Column: Paths should be added to Carmel’s major thoroughfares
So lemme get this straight. The Carmel City Council is under fire for a new rule which would require “multi-use paths” along major arteries, such as 116th Street, Range Line Road, and (I would hope) 126th Street.
These multi-use paths would take the place of bike lanes accompanied by traditional sidewalks. Picture Monon Trails along each major thoroughfare in town. Bicyclers, joggers and dog walkers would share the paths, and (presumably) stay off the streets.
But apparently some homeowners are complaining that multi-use paths would run through their front yards.
I don’t live on a major artery, but I understand the homeowners’ complaint. Still, I have to think any effort to remove bicyclers from our streets should be applauded.
In fact, I’d take the initiative one step further. I’d require cyclers to stay off those streets which have accompanying multi-use paths. I can’t tell you how many times rush hour traffic along Hazel Dell Parkway has come to an abrupt stop because some bicycler refused to use the wide bike paths (provided by the city, using our taxes) on either side of the road.
The “serious” cyclers will complain that they don’t want to share the bike paths with walkers, joggers and “casual” cyclers. My response is always, “So you use the street instead?”
Eventually, a cycler is going to be hit by a vehicle, in what could only be described as a very preventable accident.
I rarely drive the streets of West Carmel, but recently I was returning from an activity at Creekside Middle School along busy West 131st Street. Traffic plodded so slowly I thought there was road construction ahead. Instead, I saw a bicycler taking up just enough of the travel lane that eastbound cars were forced to dart around him in between the oncoming westbound vehicles.
And there was an unused bike path right next to him!
Now I understand that cyclers prefer to use the road when there is no bike path available. Try to envision a bicycler using the narrow sidewalk along East 126th Street at the Cool Creek bridge.
I get that.
But what if the city were to build a multi-use path along 126th Street? And then require that cyclers use it? Our streets would be safer, and so would our cyclers.
A good wide multi-use path is almost a no-brainer along 116th Street east of Keystone Parkway. This is the one section of 116th Street which is not a four-lane road. Even in busy downtown Fishers, 116th Street is four lanes. Given the amount of traffic 116th carries, I would think this stretch of roadway would already be four lanes wide without bike lanes.
Instead, we have just one lane in each direction, with bike lanes. And if traffic backs up behind a slow dump truck, at least the cyclers have a lane to use.
Let’s change this now!
Remember the flack Indianapolis Mayor Greg Ballard took when he removed a traffic lane in each direction along Broad Ripple Avenue so that bike lanes could be added?

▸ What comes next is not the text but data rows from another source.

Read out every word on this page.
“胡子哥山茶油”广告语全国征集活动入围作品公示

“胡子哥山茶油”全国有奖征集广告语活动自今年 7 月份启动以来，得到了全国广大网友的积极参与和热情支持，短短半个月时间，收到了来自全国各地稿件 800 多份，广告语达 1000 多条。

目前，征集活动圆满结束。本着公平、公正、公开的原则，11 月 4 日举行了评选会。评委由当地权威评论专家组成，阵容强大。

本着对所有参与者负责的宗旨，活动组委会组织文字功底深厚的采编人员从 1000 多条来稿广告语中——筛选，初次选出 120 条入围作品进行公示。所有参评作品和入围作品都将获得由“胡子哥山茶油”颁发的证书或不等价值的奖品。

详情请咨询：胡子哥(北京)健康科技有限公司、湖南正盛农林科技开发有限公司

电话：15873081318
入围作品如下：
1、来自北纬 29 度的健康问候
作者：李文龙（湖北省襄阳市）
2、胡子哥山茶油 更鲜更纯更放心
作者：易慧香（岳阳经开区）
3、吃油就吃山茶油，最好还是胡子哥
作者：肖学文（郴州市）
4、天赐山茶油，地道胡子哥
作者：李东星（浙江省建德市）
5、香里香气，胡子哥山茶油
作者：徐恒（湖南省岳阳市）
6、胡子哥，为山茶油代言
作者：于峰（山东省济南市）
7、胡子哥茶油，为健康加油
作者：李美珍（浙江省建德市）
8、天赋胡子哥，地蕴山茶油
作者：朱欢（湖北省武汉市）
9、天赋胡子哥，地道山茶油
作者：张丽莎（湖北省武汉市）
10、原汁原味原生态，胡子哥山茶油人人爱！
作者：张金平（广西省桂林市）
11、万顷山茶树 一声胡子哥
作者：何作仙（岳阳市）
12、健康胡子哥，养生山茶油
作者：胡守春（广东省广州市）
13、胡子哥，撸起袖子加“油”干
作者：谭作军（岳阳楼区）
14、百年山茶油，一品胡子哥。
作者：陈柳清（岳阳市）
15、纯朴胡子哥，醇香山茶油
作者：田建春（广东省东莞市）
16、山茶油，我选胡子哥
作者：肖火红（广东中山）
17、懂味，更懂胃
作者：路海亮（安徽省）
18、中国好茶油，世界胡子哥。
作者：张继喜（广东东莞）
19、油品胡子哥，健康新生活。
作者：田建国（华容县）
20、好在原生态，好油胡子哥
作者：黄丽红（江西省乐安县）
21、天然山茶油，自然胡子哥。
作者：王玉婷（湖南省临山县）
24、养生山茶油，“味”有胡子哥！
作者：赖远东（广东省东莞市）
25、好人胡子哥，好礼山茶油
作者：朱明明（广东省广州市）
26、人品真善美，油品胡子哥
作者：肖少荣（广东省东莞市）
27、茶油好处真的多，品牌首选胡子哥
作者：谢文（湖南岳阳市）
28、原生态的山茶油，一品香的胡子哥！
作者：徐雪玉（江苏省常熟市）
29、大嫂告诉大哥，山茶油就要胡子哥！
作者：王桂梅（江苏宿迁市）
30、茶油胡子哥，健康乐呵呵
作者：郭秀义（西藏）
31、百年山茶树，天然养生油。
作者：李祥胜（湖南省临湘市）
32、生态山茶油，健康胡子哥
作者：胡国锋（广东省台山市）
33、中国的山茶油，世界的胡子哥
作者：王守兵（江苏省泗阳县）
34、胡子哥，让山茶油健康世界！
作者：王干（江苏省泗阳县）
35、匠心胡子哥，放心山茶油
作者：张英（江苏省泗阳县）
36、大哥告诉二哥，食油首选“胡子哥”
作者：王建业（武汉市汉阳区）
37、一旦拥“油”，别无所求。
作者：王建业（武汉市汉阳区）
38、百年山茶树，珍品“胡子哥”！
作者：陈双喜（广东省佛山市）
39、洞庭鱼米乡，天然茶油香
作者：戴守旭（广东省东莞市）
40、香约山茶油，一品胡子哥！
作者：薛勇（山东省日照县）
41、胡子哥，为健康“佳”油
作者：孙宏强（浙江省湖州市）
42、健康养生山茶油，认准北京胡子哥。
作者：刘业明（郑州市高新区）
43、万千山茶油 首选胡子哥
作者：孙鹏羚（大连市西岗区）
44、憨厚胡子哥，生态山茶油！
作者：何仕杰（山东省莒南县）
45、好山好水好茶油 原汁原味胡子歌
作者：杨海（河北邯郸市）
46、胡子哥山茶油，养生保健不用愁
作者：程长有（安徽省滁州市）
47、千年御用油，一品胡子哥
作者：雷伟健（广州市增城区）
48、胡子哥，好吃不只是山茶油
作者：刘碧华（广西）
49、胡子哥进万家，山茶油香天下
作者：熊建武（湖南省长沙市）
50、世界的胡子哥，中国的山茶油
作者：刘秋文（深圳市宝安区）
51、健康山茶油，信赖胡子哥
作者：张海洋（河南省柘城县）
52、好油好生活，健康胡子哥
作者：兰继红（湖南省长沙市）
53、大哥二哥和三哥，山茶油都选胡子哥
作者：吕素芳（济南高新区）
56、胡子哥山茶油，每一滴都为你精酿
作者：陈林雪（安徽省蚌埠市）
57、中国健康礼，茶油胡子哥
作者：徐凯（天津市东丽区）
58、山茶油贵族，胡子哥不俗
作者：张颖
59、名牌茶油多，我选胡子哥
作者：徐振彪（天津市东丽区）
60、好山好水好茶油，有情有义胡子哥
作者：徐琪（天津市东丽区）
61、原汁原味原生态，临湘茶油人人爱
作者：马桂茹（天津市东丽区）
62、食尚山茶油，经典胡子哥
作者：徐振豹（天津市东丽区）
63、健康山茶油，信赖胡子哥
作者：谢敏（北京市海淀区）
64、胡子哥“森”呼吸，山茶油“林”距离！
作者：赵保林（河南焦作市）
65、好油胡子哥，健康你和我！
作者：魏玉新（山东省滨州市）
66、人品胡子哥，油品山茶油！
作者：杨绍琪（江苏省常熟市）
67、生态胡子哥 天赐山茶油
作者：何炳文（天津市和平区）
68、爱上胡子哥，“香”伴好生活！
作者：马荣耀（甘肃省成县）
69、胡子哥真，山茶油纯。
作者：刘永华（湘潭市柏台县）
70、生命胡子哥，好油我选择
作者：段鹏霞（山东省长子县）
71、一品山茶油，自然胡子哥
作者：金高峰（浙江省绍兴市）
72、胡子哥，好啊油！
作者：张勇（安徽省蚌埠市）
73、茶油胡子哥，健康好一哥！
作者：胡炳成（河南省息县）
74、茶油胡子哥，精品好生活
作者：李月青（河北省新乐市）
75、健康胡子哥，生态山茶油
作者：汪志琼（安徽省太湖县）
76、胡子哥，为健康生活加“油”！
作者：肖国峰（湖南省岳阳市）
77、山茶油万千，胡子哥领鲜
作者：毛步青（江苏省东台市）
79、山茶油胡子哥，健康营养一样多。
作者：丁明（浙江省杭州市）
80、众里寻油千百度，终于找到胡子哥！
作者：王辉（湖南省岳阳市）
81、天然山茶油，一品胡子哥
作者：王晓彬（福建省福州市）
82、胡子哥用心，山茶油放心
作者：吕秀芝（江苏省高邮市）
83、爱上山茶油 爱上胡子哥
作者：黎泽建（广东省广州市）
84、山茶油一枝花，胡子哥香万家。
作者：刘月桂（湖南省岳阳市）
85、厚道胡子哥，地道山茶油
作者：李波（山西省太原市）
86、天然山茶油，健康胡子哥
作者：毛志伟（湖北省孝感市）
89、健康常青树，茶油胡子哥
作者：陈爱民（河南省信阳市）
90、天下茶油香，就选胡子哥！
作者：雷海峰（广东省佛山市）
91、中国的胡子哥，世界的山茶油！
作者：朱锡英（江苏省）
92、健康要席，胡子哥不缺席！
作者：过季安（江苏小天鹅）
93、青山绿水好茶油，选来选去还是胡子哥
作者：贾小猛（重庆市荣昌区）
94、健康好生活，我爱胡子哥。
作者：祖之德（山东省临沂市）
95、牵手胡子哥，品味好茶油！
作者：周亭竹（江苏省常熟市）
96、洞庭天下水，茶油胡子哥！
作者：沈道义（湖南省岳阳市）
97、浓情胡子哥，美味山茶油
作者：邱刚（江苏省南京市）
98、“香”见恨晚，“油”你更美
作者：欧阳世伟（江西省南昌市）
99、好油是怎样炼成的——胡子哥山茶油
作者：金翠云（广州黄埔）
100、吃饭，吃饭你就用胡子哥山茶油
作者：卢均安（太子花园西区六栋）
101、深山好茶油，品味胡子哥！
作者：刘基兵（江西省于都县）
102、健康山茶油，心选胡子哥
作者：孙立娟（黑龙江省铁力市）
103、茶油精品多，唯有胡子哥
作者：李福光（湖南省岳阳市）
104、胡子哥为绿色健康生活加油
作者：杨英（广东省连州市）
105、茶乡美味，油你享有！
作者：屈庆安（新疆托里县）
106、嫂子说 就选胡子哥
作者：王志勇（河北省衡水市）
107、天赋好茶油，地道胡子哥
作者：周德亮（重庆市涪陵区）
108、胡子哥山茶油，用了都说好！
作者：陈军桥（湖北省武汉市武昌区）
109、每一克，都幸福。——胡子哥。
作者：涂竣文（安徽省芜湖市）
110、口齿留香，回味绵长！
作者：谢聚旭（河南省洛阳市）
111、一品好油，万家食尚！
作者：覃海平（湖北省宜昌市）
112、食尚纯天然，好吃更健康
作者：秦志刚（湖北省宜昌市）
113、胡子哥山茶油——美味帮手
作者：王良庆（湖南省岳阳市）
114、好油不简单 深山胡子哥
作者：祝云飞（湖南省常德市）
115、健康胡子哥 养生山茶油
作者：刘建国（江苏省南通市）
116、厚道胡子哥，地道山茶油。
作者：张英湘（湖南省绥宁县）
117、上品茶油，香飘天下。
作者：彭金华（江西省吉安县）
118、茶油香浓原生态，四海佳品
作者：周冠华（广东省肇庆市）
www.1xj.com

We don’t want that in Carmel. Our city is new enough, and our streets have enough room, that multi-use paths can, and should, be added to each major thoroughfare.
Sure, they’ll eat up a little bit of some front yards, but then homeowners who bought property along major streets had to have known something like this (either a widening of the street or the addition of a wider sidewalk/bike-path) would eventually occur.